Par exemple, en 2020la journaliste et blogueuse Aigul Otepova était admis de force dans une clinique psychiatrique avant son procès pour « participation à une organisation extrémiste » via un soutien présumé au DVK et à un autre mouvement politique interdit, le parti « Koshe ». En 2021, elle a été condamnée à une « liberté restreinte » et à l’interdiction de commenter des questions sociales ou politiques pendant deux ans, selon un communiqué du tribunal. Fondation Clooney pour la justicequi a demandé l'annulation de sa condamnation :
En condamnant Mme Utepova, le tribunal a conclu que la « similitude entre le contenu (de son discours) et les idées des organisations extrémistes DVK et Koshe Party » était suffisante pour démontrer sa « participation » à un groupe extrémiste. Il s’est référé aux conclusions des experts selon lesquelles le discours de Mme Utepova pouvait créer une attitude négative envers les autorités, conduire à des activités « antisociales » et constituer une distribution de « matériel d’agitation et de propagande ».

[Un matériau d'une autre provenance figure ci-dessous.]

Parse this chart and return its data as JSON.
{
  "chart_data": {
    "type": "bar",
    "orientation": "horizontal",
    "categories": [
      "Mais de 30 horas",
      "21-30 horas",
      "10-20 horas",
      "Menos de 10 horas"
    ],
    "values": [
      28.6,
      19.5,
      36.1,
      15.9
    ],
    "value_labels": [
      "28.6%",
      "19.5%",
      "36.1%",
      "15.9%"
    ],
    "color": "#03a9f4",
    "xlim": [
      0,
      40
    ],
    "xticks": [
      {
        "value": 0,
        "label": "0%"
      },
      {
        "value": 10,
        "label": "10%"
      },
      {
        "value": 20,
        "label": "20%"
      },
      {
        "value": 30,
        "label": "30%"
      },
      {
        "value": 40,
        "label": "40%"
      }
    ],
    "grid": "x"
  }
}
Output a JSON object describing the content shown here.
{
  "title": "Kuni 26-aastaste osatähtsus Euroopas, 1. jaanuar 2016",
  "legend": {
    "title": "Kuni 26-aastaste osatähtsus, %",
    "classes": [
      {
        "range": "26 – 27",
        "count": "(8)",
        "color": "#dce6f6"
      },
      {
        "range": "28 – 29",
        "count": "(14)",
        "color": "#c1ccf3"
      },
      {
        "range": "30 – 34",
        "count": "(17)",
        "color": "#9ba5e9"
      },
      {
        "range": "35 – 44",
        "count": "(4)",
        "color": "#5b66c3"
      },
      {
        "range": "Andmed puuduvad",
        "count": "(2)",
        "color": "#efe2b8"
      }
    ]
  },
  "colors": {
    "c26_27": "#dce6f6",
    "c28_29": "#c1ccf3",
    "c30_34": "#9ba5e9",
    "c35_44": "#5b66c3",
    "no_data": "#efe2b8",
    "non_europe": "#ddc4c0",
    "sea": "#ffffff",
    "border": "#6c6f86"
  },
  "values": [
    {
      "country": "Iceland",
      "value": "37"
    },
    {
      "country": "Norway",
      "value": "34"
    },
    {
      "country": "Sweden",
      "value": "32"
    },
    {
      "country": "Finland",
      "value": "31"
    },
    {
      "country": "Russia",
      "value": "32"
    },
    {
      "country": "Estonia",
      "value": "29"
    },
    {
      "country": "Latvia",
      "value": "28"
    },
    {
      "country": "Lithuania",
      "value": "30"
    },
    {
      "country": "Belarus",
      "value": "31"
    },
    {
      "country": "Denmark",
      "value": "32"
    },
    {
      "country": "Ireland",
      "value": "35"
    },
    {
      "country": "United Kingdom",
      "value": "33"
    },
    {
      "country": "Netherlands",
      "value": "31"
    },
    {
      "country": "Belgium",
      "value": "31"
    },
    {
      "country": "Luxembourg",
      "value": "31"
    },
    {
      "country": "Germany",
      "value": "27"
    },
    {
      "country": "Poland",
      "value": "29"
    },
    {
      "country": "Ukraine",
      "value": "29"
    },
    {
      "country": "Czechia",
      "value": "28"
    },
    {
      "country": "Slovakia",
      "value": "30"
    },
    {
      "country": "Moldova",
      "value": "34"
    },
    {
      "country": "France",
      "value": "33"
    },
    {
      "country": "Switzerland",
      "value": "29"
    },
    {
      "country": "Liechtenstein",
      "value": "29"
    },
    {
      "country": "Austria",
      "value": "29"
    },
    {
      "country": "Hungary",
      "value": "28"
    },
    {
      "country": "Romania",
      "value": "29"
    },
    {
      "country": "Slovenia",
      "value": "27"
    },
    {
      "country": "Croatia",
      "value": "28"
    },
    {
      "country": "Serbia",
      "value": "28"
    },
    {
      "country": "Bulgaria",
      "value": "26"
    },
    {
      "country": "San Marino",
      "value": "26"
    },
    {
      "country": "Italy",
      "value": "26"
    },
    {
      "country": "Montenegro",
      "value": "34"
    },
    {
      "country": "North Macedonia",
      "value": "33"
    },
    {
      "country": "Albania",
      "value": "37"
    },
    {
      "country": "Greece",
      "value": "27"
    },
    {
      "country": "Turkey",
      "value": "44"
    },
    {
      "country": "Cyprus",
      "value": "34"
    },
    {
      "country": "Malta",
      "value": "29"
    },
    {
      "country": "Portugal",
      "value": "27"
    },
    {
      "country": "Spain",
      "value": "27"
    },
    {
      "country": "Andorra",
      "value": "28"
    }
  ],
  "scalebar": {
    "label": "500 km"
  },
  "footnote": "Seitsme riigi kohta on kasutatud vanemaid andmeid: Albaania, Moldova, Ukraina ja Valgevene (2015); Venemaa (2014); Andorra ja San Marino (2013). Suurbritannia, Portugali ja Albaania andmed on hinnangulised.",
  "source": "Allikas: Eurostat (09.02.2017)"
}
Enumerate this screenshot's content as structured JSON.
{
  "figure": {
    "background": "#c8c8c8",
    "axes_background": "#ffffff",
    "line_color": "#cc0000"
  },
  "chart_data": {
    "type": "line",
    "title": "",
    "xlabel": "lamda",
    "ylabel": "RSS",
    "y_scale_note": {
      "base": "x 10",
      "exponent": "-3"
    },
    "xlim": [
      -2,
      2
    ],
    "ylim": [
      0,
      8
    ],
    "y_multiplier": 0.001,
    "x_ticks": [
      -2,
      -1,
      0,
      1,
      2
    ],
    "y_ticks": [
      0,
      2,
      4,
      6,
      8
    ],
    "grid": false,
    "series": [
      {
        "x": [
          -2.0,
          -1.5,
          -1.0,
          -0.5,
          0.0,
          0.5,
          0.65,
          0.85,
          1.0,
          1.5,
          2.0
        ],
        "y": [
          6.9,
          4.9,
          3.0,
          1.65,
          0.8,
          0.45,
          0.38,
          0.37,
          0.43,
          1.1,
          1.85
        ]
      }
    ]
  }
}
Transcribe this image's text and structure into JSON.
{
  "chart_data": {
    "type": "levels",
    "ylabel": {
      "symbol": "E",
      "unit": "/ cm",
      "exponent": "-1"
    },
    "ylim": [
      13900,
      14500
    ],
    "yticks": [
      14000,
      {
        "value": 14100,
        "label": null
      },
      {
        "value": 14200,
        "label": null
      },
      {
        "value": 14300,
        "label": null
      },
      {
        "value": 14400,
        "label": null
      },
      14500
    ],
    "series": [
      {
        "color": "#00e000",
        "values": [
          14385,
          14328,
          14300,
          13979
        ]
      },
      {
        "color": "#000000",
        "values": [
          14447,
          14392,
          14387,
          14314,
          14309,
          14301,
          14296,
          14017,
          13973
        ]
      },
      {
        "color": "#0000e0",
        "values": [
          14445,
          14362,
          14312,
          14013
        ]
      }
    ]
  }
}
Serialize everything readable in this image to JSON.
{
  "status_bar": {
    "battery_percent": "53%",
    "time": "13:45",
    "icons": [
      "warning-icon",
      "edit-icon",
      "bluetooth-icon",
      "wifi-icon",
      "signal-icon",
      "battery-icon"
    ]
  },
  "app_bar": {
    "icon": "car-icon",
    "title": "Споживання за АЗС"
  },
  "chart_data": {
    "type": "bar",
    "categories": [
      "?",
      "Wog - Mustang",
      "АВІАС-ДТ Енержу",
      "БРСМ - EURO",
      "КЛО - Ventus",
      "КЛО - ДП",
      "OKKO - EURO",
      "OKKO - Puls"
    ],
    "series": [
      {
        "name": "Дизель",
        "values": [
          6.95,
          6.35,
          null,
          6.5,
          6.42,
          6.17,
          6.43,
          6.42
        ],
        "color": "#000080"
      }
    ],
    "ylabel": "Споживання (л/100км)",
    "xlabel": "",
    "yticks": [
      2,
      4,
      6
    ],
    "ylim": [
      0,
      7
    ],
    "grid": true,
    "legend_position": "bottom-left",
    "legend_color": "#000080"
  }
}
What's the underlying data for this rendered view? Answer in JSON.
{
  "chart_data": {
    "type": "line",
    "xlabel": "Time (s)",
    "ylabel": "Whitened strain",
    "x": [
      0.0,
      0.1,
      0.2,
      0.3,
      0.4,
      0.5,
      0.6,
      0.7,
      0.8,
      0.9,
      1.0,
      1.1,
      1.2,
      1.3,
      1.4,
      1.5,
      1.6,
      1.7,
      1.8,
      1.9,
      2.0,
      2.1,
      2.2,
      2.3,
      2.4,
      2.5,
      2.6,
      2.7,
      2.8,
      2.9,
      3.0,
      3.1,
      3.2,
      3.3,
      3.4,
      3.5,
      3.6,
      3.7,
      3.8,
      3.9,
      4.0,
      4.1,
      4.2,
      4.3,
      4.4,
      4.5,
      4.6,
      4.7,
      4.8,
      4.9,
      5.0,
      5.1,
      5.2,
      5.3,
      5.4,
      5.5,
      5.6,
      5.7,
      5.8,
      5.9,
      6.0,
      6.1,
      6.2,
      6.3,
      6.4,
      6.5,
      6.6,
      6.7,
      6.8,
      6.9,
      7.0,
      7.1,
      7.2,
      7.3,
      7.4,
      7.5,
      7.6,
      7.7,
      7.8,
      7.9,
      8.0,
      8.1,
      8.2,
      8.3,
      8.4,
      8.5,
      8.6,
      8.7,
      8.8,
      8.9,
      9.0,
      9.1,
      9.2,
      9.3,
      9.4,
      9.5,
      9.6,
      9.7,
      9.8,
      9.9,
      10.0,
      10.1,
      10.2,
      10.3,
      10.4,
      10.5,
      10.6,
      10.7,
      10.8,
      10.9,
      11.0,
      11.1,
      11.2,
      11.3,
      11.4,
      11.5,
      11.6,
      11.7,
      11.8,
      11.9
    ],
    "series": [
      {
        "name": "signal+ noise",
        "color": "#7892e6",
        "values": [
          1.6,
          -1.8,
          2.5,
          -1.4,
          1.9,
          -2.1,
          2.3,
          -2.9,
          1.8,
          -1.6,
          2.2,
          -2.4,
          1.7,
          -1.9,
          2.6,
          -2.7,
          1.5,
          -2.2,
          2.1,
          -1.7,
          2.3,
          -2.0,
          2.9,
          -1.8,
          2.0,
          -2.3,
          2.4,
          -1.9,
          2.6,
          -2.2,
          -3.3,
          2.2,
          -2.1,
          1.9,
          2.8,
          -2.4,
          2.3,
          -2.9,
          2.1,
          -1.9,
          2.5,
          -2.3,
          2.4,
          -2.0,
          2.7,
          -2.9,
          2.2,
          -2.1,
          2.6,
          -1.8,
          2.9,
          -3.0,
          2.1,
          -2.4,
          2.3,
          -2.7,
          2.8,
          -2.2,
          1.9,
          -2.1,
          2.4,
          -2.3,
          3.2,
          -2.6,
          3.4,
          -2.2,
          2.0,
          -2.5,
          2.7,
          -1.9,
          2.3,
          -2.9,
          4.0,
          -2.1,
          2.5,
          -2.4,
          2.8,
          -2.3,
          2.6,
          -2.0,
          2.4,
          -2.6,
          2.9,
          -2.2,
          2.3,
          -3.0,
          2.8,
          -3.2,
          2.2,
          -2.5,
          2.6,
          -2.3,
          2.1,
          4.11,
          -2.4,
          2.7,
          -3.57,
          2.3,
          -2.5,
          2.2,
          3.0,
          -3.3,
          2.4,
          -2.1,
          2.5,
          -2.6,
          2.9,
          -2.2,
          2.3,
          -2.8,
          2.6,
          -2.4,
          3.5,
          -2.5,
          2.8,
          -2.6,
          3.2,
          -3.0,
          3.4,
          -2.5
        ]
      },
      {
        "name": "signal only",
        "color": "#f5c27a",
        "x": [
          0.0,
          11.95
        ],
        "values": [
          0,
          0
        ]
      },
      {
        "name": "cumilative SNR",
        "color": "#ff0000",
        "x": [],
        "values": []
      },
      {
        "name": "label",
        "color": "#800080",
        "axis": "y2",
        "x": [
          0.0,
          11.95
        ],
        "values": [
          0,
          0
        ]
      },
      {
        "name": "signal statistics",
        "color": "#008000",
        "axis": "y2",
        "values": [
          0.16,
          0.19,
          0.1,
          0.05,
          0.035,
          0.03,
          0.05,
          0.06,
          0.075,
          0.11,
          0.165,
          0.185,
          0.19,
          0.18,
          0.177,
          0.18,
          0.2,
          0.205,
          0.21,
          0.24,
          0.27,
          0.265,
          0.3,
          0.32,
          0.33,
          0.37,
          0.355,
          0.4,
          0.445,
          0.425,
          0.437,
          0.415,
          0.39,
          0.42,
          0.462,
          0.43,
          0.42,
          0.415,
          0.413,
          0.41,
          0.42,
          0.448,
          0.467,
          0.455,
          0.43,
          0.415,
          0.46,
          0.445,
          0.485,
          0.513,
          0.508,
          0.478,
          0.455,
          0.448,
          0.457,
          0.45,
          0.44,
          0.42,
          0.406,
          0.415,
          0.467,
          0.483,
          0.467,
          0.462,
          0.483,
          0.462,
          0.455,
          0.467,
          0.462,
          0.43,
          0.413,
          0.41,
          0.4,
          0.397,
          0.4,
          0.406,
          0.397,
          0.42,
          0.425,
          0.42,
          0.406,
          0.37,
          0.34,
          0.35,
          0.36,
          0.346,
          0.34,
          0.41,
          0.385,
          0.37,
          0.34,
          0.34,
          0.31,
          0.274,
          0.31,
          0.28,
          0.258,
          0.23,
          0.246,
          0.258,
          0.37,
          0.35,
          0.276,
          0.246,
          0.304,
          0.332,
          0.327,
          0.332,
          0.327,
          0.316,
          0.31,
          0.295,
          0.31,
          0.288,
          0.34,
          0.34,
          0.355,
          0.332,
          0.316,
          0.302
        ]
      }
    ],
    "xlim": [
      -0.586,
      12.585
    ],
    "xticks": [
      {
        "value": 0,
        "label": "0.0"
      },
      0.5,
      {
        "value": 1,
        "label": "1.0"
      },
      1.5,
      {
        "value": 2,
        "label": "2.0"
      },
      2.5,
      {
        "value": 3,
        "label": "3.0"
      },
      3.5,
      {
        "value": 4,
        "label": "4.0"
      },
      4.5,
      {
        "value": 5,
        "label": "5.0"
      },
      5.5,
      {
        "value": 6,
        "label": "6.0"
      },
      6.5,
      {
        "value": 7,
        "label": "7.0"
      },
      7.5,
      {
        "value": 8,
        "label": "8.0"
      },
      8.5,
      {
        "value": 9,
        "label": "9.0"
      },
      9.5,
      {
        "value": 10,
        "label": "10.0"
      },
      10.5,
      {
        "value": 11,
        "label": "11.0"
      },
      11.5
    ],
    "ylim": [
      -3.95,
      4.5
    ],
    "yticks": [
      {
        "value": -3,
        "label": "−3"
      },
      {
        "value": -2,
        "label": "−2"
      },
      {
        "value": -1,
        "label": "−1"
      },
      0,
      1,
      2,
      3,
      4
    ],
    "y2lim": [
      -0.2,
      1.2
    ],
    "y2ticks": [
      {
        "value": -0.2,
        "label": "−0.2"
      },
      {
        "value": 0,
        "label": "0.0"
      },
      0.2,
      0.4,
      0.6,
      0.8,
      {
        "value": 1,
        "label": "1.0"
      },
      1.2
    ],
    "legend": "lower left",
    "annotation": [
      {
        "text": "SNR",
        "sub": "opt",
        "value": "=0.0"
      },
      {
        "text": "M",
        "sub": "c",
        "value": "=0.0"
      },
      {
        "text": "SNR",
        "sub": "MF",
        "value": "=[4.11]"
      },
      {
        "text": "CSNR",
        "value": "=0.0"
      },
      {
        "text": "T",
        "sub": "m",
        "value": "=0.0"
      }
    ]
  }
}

Notez le lien ténu cité comme ayant scellé le sort d’Utepova – une similitude d’idées était suffisante pour prouver la participation.
En ce qui concerne le cas de Mukhammedkarim, plus de trois ans après, le cirque est à peu près le même. Selon l'acte d'accusation, qui Human Rights Watch vu:
Une analyse psychologique et philologique commandée par l'État sur l'interview de Mukhammedkarim avec Ablyazov a affirmé que certains des mots de Mukhammedkarim dans la vidéo « promouvaient des idées et des points de vue extrémistes » et « montraient des signes de participation aux activités de l'organisation extrémiste DVK ». Cependant, l'analyse conclut également que les hommes ont parlé de la manière dont « le changement politique devrait être réalisé pacifiquement » et que « le matériel présenté pour analyse ne contient pas d'appels à organiser un rassemblement et à prendre le pouvoir par la force ».
Dans un Entretien de janvier 2024 Dans le journal officiel kazakh Egemen Qazaqstan, le président Kassym-Jomart Tokayev a déclaré : « Les principaux indicateurs de persécution politique sont la censure, les lois sur mesure et les autorités punitives. Rien de tel n’existe dans le Kazakhstan moderne. Notre législation ne contient pas un seul décret, pas une seule loi, pas un seul document réglementaire qui pourrait être utilisé pour poursuivre des citoyens en raison de leurs opinions politiques. »
Dans la même interview, Tokayev a proclamé que « l’ancien système n’existe plus ». Mais l’obsession d’Astana pour Abliazov a permis de faire le lien entre les ères Nazarbayev et Tokayev, sapant les efforts du président actuel pour présenter son régime comme réformiste par nature et le Kazakhstan comme « nouveau ».